The team subsequently auctioned the right to name the monkey via the website www.charityfolks.com, raising US$650,000 for Madidi to be channelled through FUNDESNAP, a private foundation created to raise sustainable sources for funding protected areas. A Canadian casino bought the name and the monkey was subsequently christened callicebus avrei palatti (Golden Palace).
“We wanted to raise the profile of Madidi and Bolivia’s protected areas as a whole,” explains Wallace from his La Paz office. “Madidi could well be the most bio-diverse area in the world. To ensure its future, however, it needs a sustainable plan. Tourism can play a vital role to redistribute wealth to local communities, but it’s not a panacea.”
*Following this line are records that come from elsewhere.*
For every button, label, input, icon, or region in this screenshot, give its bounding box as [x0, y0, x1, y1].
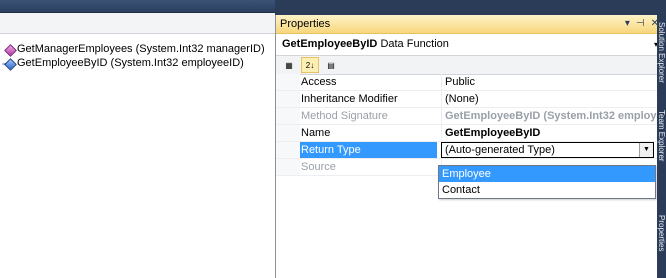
designer-top-bar: [0, 0, 275, 13]
property-name: Source: [301, 161, 336, 173]
alphabetical-sort-icon[interactable]: 2↓: [301, 57, 319, 73]
property-row-method-signature: Method Signature GetEmployeeByID (System…: [276, 108, 659, 125]
object-type: Data Function: [380, 38, 449, 50]
property-row-name[interactable]: Name GetEmployeeByID: [276, 125, 659, 142]
method-label: GetEmployeeByID (System.Int32 employeeID…: [17, 57, 244, 69]
dropdown-option-contact[interactable]: Contact: [439, 182, 655, 198]
property-name: Inheritance Modifier: [301, 93, 398, 105]
property-name: Method Signature: [301, 110, 388, 122]
window-frame: [275, 0, 657, 15]
designer-pane: GetManagerEmployees (System.Int32 manage…: [0, 0, 275, 278]
dock-tab-strip: Solution Explorer Team Explorer Properti…: [657, 0, 666, 278]
return-type-dropdown-list: Employee Contact: [438, 165, 656, 199]
return-type-combo[interactable]: (Auto-generated Type) ▼: [441, 142, 654, 158]
dock-tab-team-explorer[interactable]: Team Explorer: [657, 110, 666, 162]
object-selector[interactable]: GetEmployeeByID Data Function ▾: [276, 34, 662, 56]
property-name: Name: [301, 127, 331, 139]
dropdown-option-employee[interactable]: Employee: [439, 166, 655, 182]
dock-tab-solution-explorer[interactable]: Solution Explorer: [657, 22, 666, 83]
property-value[interactable]: Public: [441, 74, 658, 90]
pin-icon[interactable]: ⊣: [636, 15, 645, 33]
method-icon: [4, 43, 17, 57]
properties-title-bar: Properties ▾ ⊣ ✕: [276, 15, 662, 34]
method-item-getmanageremployees[interactable]: GetManagerEmployees (System.Int32 manage…: [2, 42, 265, 57]
property-value[interactable]: (None): [441, 91, 658, 107]
method-label: GetManagerEmployees (System.Int32 manage…: [17, 43, 265, 55]
property-value[interactable]: GetEmployeeByID: [441, 125, 658, 141]
categorized-icon[interactable]: ▦: [280, 57, 298, 73]
window-position-dropdown-icon[interactable]: ▾: [625, 15, 630, 33]
property-row-return-type[interactable]: Return Type (Auto-generated Type) ▼: [276, 142, 659, 159]
property-value: GetEmployeeByID (System.Int32 employeeID…: [441, 108, 658, 124]
properties-title: Properties: [280, 18, 331, 30]
property-row-inheritance-modifier[interactable]: Inheritance Modifier (None): [276, 91, 659, 108]
object-name: GetEmployeeByID: [282, 38, 378, 50]
property-name: Access: [301, 76, 337, 88]
properties-window: Properties ▾ ⊣ ✕ GetEmployeeByID Data Fu…: [275, 15, 662, 278]
dock-tab-properties[interactable]: Properties: [657, 215, 666, 251]
properties-toolbar: ▦ 2↓ ▤: [276, 56, 662, 75]
property-pages-icon[interactable]: ▤: [322, 57, 340, 73]
dropdown-arrow-icon[interactable]: ▼: [639, 143, 653, 157]
property-name: Return Type: [300, 142, 437, 158]
property-row-access[interactable]: Access Public: [276, 74, 659, 91]
designer-header-strip: [0, 13, 275, 34]
method-list: GetManagerEmployees (System.Int32 manage…: [2, 42, 265, 71]
method-item-getemployeebyid[interactable]: ⇒ GetEmployeeByID (System.Int32 employee…: [2, 56, 265, 71]
property-value: (Auto-generated Type): [445, 144, 555, 156]
selected-method-icon: ⇒: [2, 57, 17, 71]
property-grid: Access Public Inheritance Modifier (None…: [276, 74, 659, 176]
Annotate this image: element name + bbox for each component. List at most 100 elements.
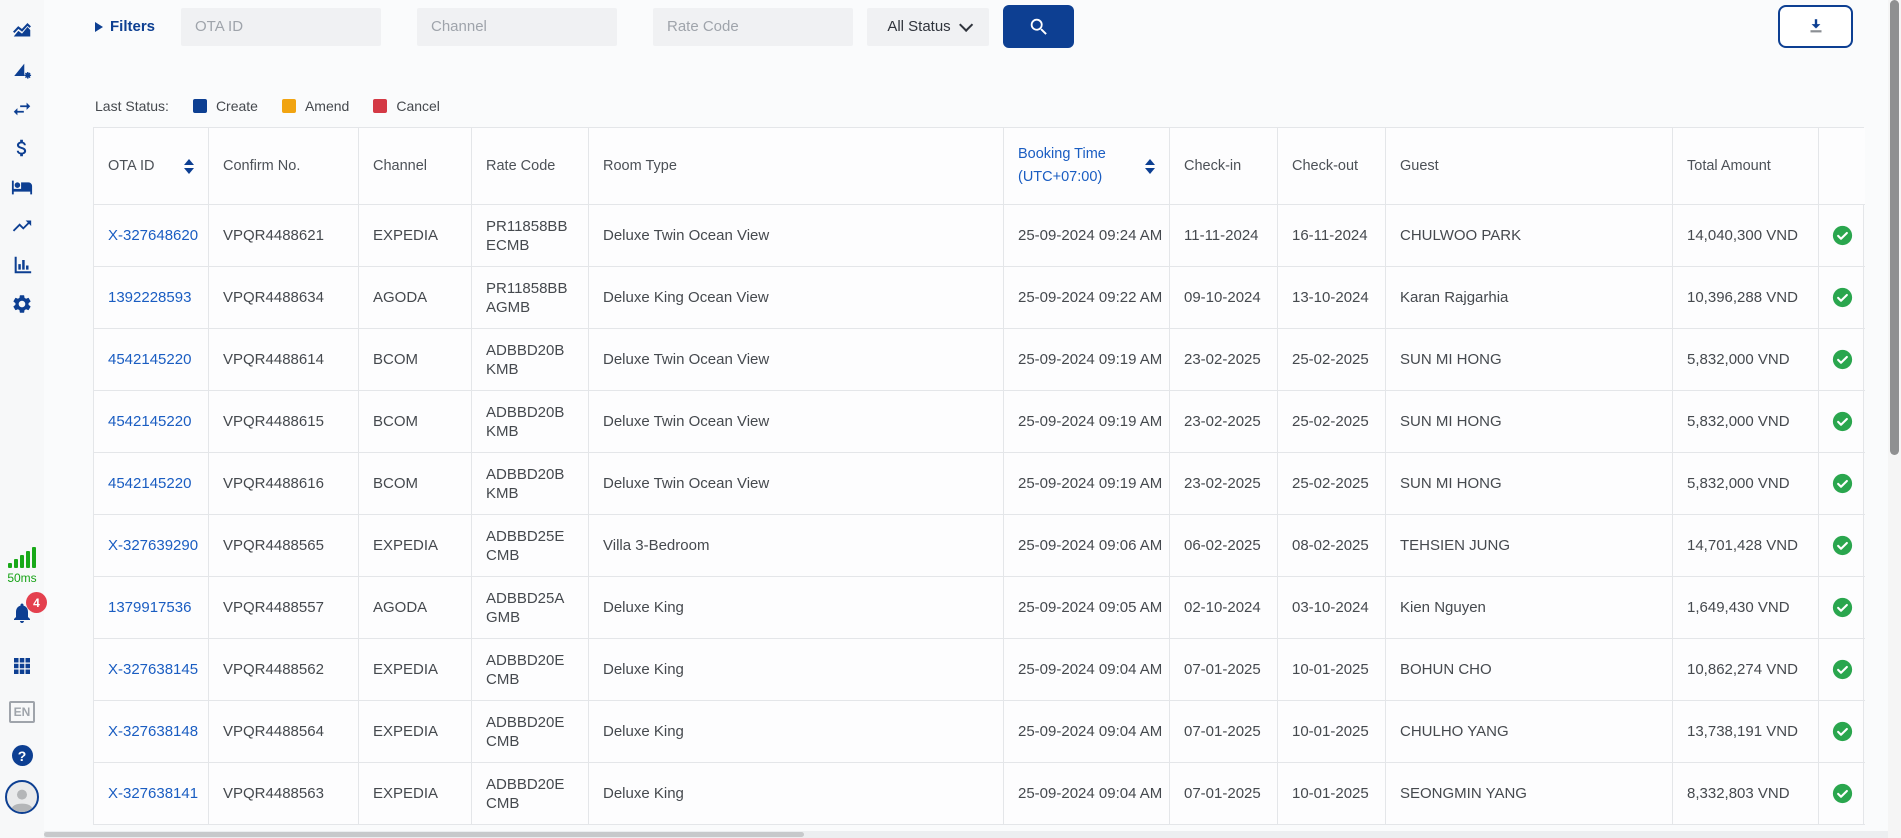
success-status-icon (1832, 659, 1853, 680)
header-ota-id-label: OTA ID (108, 158, 154, 174)
ota-id-link[interactable]: X-327648620 (108, 227, 198, 244)
chevron-down-icon (959, 17, 973, 31)
success-status-icon (1832, 597, 1853, 618)
search-button[interactable] (1003, 5, 1074, 48)
cell-room-type: Deluxe King (589, 639, 1004, 701)
header-status (1819, 128, 1865, 205)
status-select-value: All Status (887, 18, 950, 35)
cell-check-in: 09-10-2024 (1170, 267, 1278, 329)
cell-status (1819, 391, 1865, 453)
status-select[interactable]: All Status (867, 8, 989, 46)
cell-channel: BCOM (359, 453, 472, 515)
sidebar-item-bed-icon[interactable] (11, 176, 33, 198)
sort-icon[interactable] (1145, 159, 1155, 174)
ota-id-link[interactable]: X-327638141 (108, 785, 198, 802)
header-booking-time: Booking Time (UTC+07:00) (1004, 128, 1170, 205)
ota-id-link[interactable]: X-327638145 (108, 661, 198, 678)
cell-rate-code: PR11858BBECMB (472, 205, 589, 267)
success-status-icon (1832, 225, 1853, 246)
table-row: 4542145220VPQR4488614BCOMADBBD20BKMBDelu… (94, 329, 1863, 391)
swap-arrows-icon (11, 98, 33, 120)
apps-grid-icon (10, 654, 34, 678)
cell-guest: Kien Nguyen (1386, 577, 1673, 639)
cell-rate-code: ADBBD20ECMB (472, 639, 589, 701)
cell-check-out: 10-01-2025 (1278, 639, 1386, 701)
header-ota-id: OTA ID (94, 128, 209, 205)
cell-ota-id: X-327638148 (94, 701, 209, 763)
help-button[interactable]: ? (12, 745, 33, 766)
notifications-button[interactable]: 4 (10, 601, 34, 630)
legend-cancel-label: Cancel (396, 98, 440, 114)
bed-icon (11, 176, 33, 198)
filters-toggle[interactable]: Filters (95, 18, 167, 35)
cell-confirm-no: VPQR4488614 (209, 329, 359, 391)
cell-total-amount: 5,832,000 VND (1673, 329, 1819, 391)
ota-id-link[interactable]: 1392228593 (108, 289, 191, 306)
header-rate-code: Rate Code (472, 128, 589, 205)
success-status-icon (1832, 411, 1853, 432)
cell-confirm-no: VPQR4488565 (209, 515, 359, 577)
legend-amend-label: Amend (305, 98, 349, 114)
cell-check-out: 16-11-2024 (1278, 205, 1386, 267)
cell-rate-code: ADBBD20BKMB (472, 453, 589, 515)
sidebar-item-mountain-gear-icon[interactable] (11, 59, 33, 81)
cell-check-out: 08-02-2025 (1278, 515, 1386, 577)
rate-code-input[interactable] (653, 8, 853, 46)
legend-label: Last Status: (95, 98, 169, 114)
apps-grid-button[interactable] (10, 654, 34, 678)
cell-booking-time: 25-09-2024 09:06 AM (1004, 515, 1170, 577)
table-row: 4542145220VPQR4488616BCOMADBBD20BKMBDelu… (94, 453, 1863, 515)
cell-status (1819, 515, 1865, 577)
cell-channel: BCOM (359, 329, 472, 391)
bar-chart-icon (11, 254, 33, 276)
ota-id-link[interactable]: X-327638148 (108, 723, 198, 740)
ota-id-link[interactable]: X-327639290 (108, 537, 198, 554)
sidebar-item-swap-arrows-icon[interactable] (11, 98, 33, 120)
dollar-icon (11, 137, 33, 159)
channel-input[interactable] (417, 8, 617, 46)
cell-confirm-no: VPQR4488615 (209, 391, 359, 453)
sort-icon[interactable] (184, 159, 194, 174)
ota-id-link[interactable]: 4542145220 (108, 475, 191, 492)
ota-id-input[interactable] (181, 8, 381, 46)
sidebar-item-dollar-icon[interactable] (11, 137, 33, 159)
horizontal-scrollbar-thumb[interactable] (44, 832, 804, 837)
language-selector[interactable]: EN (9, 701, 36, 723)
filter-bar: Filters All Status (44, 0, 1888, 48)
gear-icon (11, 293, 33, 315)
table-row: X-327639290VPQR4488565EXPEDIAADBBD25ECMB… (94, 515, 1863, 577)
sidebar-item-bar-chart-icon[interactable] (11, 254, 33, 276)
success-status-icon (1832, 287, 1853, 308)
cell-ota-id: 4542145220 (94, 391, 209, 453)
legend-item-amend: Amend (282, 98, 349, 114)
cell-room-type: Deluxe King (589, 577, 1004, 639)
download-button[interactable] (1778, 5, 1853, 48)
cell-ota-id: 1392228593 (94, 267, 209, 329)
sidebar-item-trending-up-icon[interactable] (11, 215, 33, 237)
sidebar-bottom: 50ms 4 EN ? (5, 546, 39, 814)
table-row: 1379917536VPQR4488557AGODAADBBD25AGMBDel… (94, 577, 1863, 639)
cell-booking-time: 25-09-2024 09:24 AM (1004, 205, 1170, 267)
cell-guest: SUN MI HONG (1386, 453, 1673, 515)
sidebar-item-area-chart-icon[interactable] (11, 20, 33, 42)
cell-check-in: 02-10-2024 (1170, 577, 1278, 639)
cell-booking-time: 25-09-2024 09:19 AM (1004, 329, 1170, 391)
cell-rate-code: ADBBD20ECMB (472, 701, 589, 763)
cell-confirm-no: VPQR4488616 (209, 453, 359, 515)
table-row: X-327638145VPQR4488562EXPEDIAADBBD20ECMB… (94, 639, 1863, 701)
ota-id-link[interactable]: 4542145220 (108, 413, 191, 430)
ota-id-link[interactable]: 1379917536 (108, 599, 191, 616)
sidebar-item-gear-icon[interactable] (11, 293, 33, 315)
legend-item-cancel: Cancel (373, 98, 440, 114)
cell-ota-id: X-327638145 (94, 639, 209, 701)
user-avatar[interactable] (5, 780, 39, 814)
table-row: X-327648620VPQR4488621EXPEDIAPR11858BBEC… (94, 205, 1863, 267)
cell-rate-code: ADBBD20BKMB (472, 329, 589, 391)
success-status-icon (1832, 721, 1853, 742)
ota-id-link[interactable]: 4542145220 (108, 351, 191, 368)
cell-status (1819, 453, 1865, 515)
cell-total-amount: 10,396,288 VND (1673, 267, 1819, 329)
vertical-scrollbar-thumb[interactable] (1890, 0, 1899, 455)
header-confirm-no: Confirm No. (209, 128, 359, 205)
cell-channel: AGODA (359, 267, 472, 329)
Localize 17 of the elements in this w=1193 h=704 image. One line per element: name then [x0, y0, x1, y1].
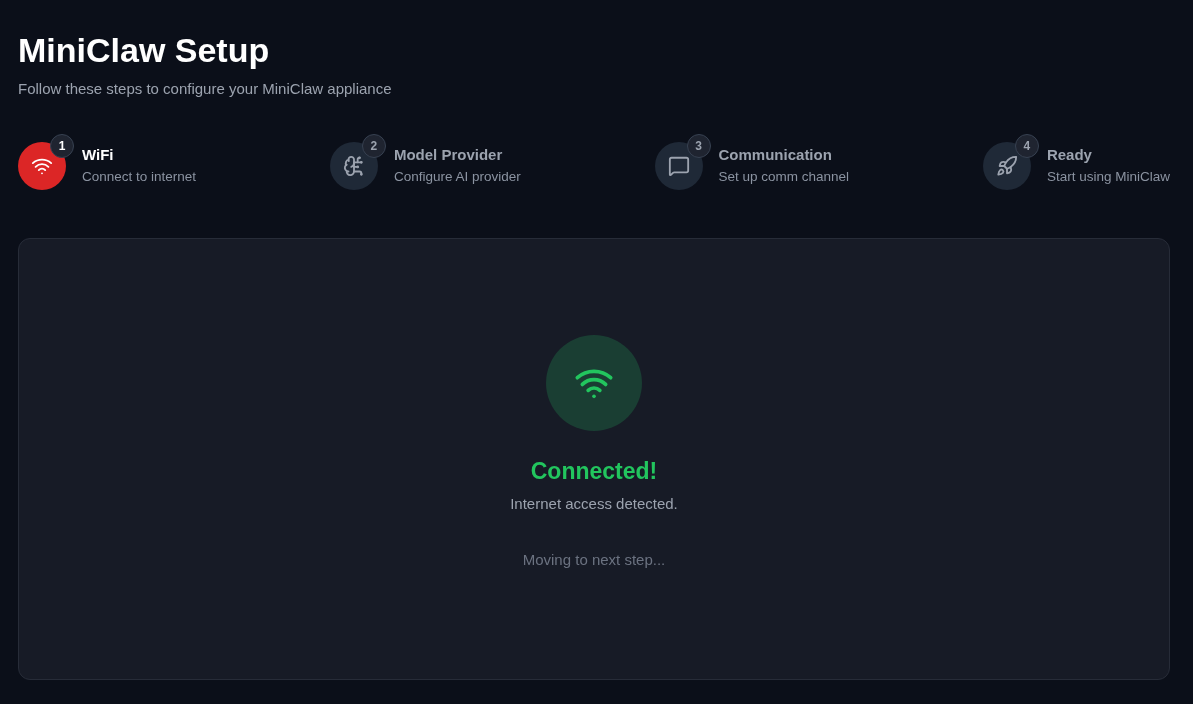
step-title: Communication	[718, 145, 832, 165]
page-subtitle: Follow these steps to configure your MiniClaw appliance	[18, 79, 392, 99]
step-description: Set up comm channel	[718, 168, 850, 186]
status-message: Internet access detected.	[510, 494, 678, 514]
status-title: Connected!	[530, 457, 658, 486]
step-description: Start using MiniClaw	[1046, 168, 1170, 186]
step-description: Connect to internet	[82, 168, 197, 186]
step-number-badge: 2	[361, 134, 386, 158]
step-description: Configure AI provider	[393, 168, 521, 186]
page-title: MiniClaw Setup	[18, 30, 270, 71]
step-number-badge: 1	[50, 134, 74, 158]
status-note: Moving to next step...	[522, 550, 666, 570]
step-title: Ready	[1046, 145, 1092, 165]
step-number-badge: 3	[686, 134, 711, 158]
step-title: WiFi	[82, 145, 114, 165]
step-number-badge: 4	[1014, 134, 1039, 158]
step-title: Model Provider	[393, 145, 503, 165]
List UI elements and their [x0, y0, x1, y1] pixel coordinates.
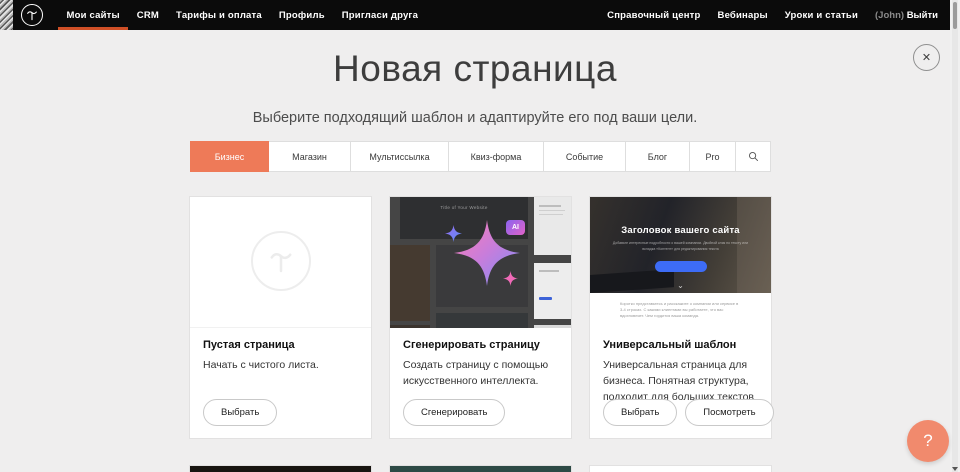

With Madidi celebrating its tenth anniversary as a National Park on September 21 this year and the tourism infrastructure in Rurrenabaque growing rapidly, the question now is how to manage the potential tourism boom without harming the fragile environment of Madidi.
One successful project is the Chalalan ecolodge, located five hours upriver from Rurrenabaque in the heart of Madidi. Chalalan is now managed and staffed entirely by the local Quechua-Tacana community, attracting 1,000 tourists annually and turning over a healthy US$25,000 profit. Of this 50 per cent goes to pay the wages of 74 indigenous community families working with the lodge, and 50 per cent provides health and education services for the local community.
“Tourism and communities have to develop hand in hand but we are concerned that, in Madidi, all the tourism is currently concentrated into five per cent of the park’s 1.9m hectares,”says Oscar Loayza, head of planning for SERNAP (Servicio Nacional de Areas Protegidas; www.sernap.gov.bo), the Bolivian national parks authority.
“We have identified five other areas where local families can also benefit from tourism as the instrument to conserve the natural environment and provide an economic alternative for indigenous communities,” addsLoayza.
“Bolivia has huge potential for national park tourism given its enormous natural capital, but we are taking a cautious approach. Tourism is the means but not the end.”